= Jorma Kariluoto =

Fictional human

Kariluoto as played by Johannes Holopainen in the 2017 film version

Jorma Juhani Kariluoto is a fictional character in Väinö Linna's 1954 war novel The Unknown Soldier and one of its main characters. At the beginning of the novel, he is a sergeant major, like Vilho Koskela, but later during the Continuation War he rises to lieutenant and eventually even captain.

Linna said in one of his last interviews that Kariluoto was a typical AKS officer whose idealism evaporates in the whirlwind of war.

==In the novel==
Kariluoto is a blond-haired university student planning a career as a lawyer when he goes to war. Since childhood, he had heard his father and his friends talk countless times about East Karelia, where the tribal people living there suffered oppression and whose liberation was a great task for the Finns, which could never be left in mind – it had to be thought about while working, eating and going to bed, and it should have been something he dreamed about at night.

As an idealistic sergeant major, he does not inspire as much respect in men as Koskela (although he does not arouse as much disgust as Lammio) but later he achieves great respect after rising to company commander. At first, Kariluoto was quite weak and fearful, but after seeing Captain Kaarna's death up close, he became braver and grew into a skilled soldier towards the end.

When the Finns arrive in Petrozavodsk, Kariluoto would like to look at the city with pride, but the first person to see the city is the low-class and grotesque soldier Viirilä, towards whom Kariluoto feels great disgust; in his high school world, it was not believed that Finns like Viirilä even existed. However, the modesty of the city also disappoints Kariluoto, especially when Kariluoto gets closer to witnessing the complete chaos prevailing in the city: drunk people are walking the streets, local women are being harassed, and drunken singing, brawling, and shooting can be heard from everywhere.

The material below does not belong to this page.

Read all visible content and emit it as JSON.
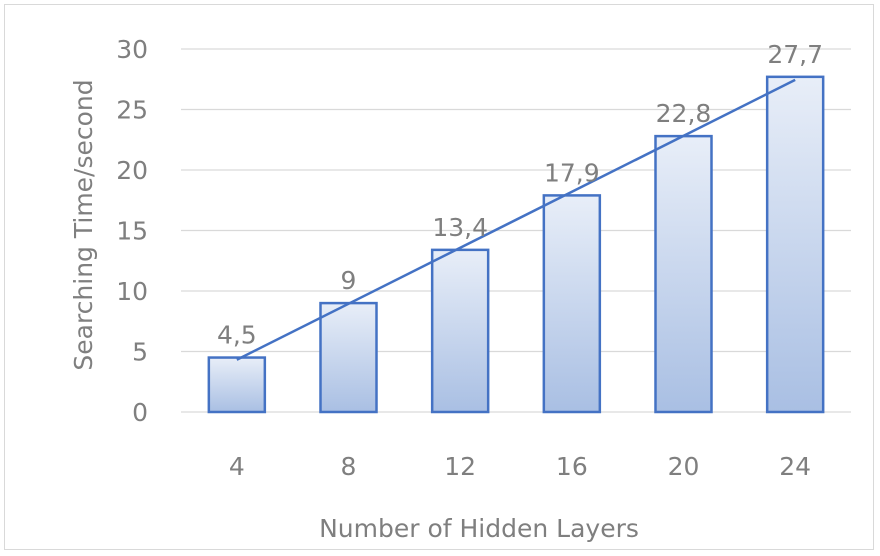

Kariluoto's maturation into a soldier and an excellent officer is such a central plot in the novel that it has been considered his development story. During his short military life, he searches for a role model to identify with: first there is the Runebergian war hero, then the figure of Captain Kaarna, and after his fall, sergeant major Koskela. Kariluoto becomes one of the battalion's best team leaders and gradually gains more courage. During the war, he enters the Army Academy, rises to the rank of captain, and marries his fiancée Sirkka.

He returns to his unit as a company commander, newly married and in high spirits, unaware that a major Soviet offensive has begun in the meantime. Faced with a surrendering army and hearing that the otherwise calm Koskela also considers the situation hopeless, Kariluoto is completely crushed mentally; the collision with the reality of the front is so severe that Kariluoto goes from optimism to the exact opposite state, almost a mental disorder, in a few hours. Finally, he receives an order from the battalion commander, which even Koskela advises him not to obey, acts of his own free will and kills not only a number of his own men but also himself under enemy fire.

==Performers==

Kariluoto as played by Matti Ranin in the 1955 version

In the 1955 The Unknown Soldier film, directed by Edvin Laine, Kariluoto was played by Matti Ranin. In the 1985 version, directed by Rauni Mollberg, Kariluoto was played by Pekka Ketonen, and in the 2017 version, directed by Aku Louhimies, Kariluoto was played by Johannes Holopainen.